The point is that you have to add arbitrary elements from $U$ and $W$, so for two elements $v_1 = (x,x,y,y) \in U$ and $v_2 = (w,w,w,z) \in W$, the sum is $v_1 + v_2 = (x + w, x + w, y + w, y + z) \in U + W$. Your mistake was to take the same parameters for $v_1$ and $v_2$.
Now we see that $v_1 + v_2$ has the same first components, so $U + W \subset \{ (x,x,y,z) \mid x,y,z \in F\}$.

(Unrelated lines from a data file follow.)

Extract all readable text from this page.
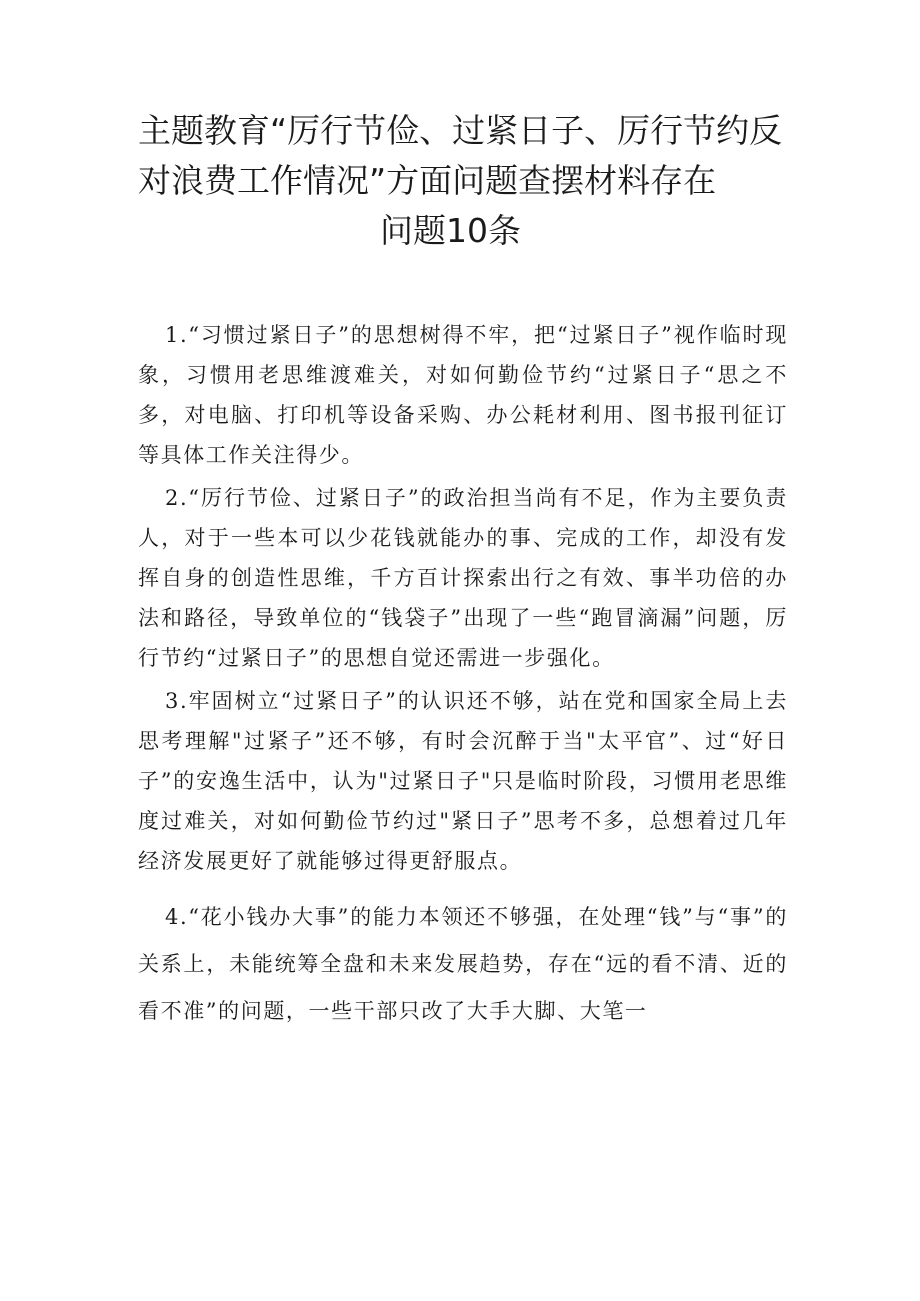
主题教育“厉行节俭、过紧日子、厉行节约反
对浪费工作情况”方面问题查摆材料存在
问题10条

1.“习惯过紧日子”的思想树得不牢，把“过紧日子”视作临时现象，习惯用老思维渡难关，对如何勤俭节约“过紧日子“思之不多，对电脑、打印机等设备采购、办公耗材利用、图书报刊征订等具体工作关注得少。

2.“厉行节俭、过紧日子”的政治担当尚有不足，作为主要负责人，对于一些本可以少花钱就能办的事、完成的工作，却没有发挥自身的创造性思维，千方百计探索出行之有效、事半功倍的办法和路径，导致单位的“钱袋子”出现了一些“跑冒滴漏”问题，厉行节约“过紧日子”的思想自觉还需进一步强化。

3.牢固树立“过紧日子”的认识还不够，站在党和国家全局上去思考理解"过紧子”还不够，有时会沉醉于当"太平官”、过“好日子”的安逸生活中，认为"过紧日子"只是临时阶段，习惯用老思维度过难关，对如何勤俭节约过"紧日子”思考不多，总想着过几年经济发展更好了就能够过得更舒服点。

4.“花小钱办大事”的能力本领还不够强，在处理“钱”与“事”的关系上，未能统筹全盘和未来发展趋势，存在“远的看不清、近的看不准”的问题，一些干部只改了大手大脚、大笔一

For the other direction, take an arbitrary element $v = (x, x, y, z)\in \{ (x,x,y,z) \mid x,y,z \in F\}$. We now have to find elements $v_1 = (x_1,x_1,y_1,y_1)\in U$ and $v_2=(x_2,x_2,x_2,y_2) \in W$ such that $v = v_1 + v_2$, i.e. we get the following equations:
\begin{align} x & = x_1 + x_2 \\ y & = y_1 + x_2 \\ z & = y_1 + y_2 \end{align}
So $x_2 = x - x_1$. If we plug this into the second equation we get $y_1 = y - x + x_1$, thus the last equation yields $y_2 = z - y + x - x_1$. Choose any value for $x_1$ and take $x_2$, $y_1$ and $y_2$ according to these equations gives us $v_1$ and $v_2$. you may choose
\begin{align} x_1 &= 0 \\ x_2 &= x \\ y_1 &= y - x \\ y_2 &= z - y +x. \end{align}
Now you only have to check that those values really give $v$.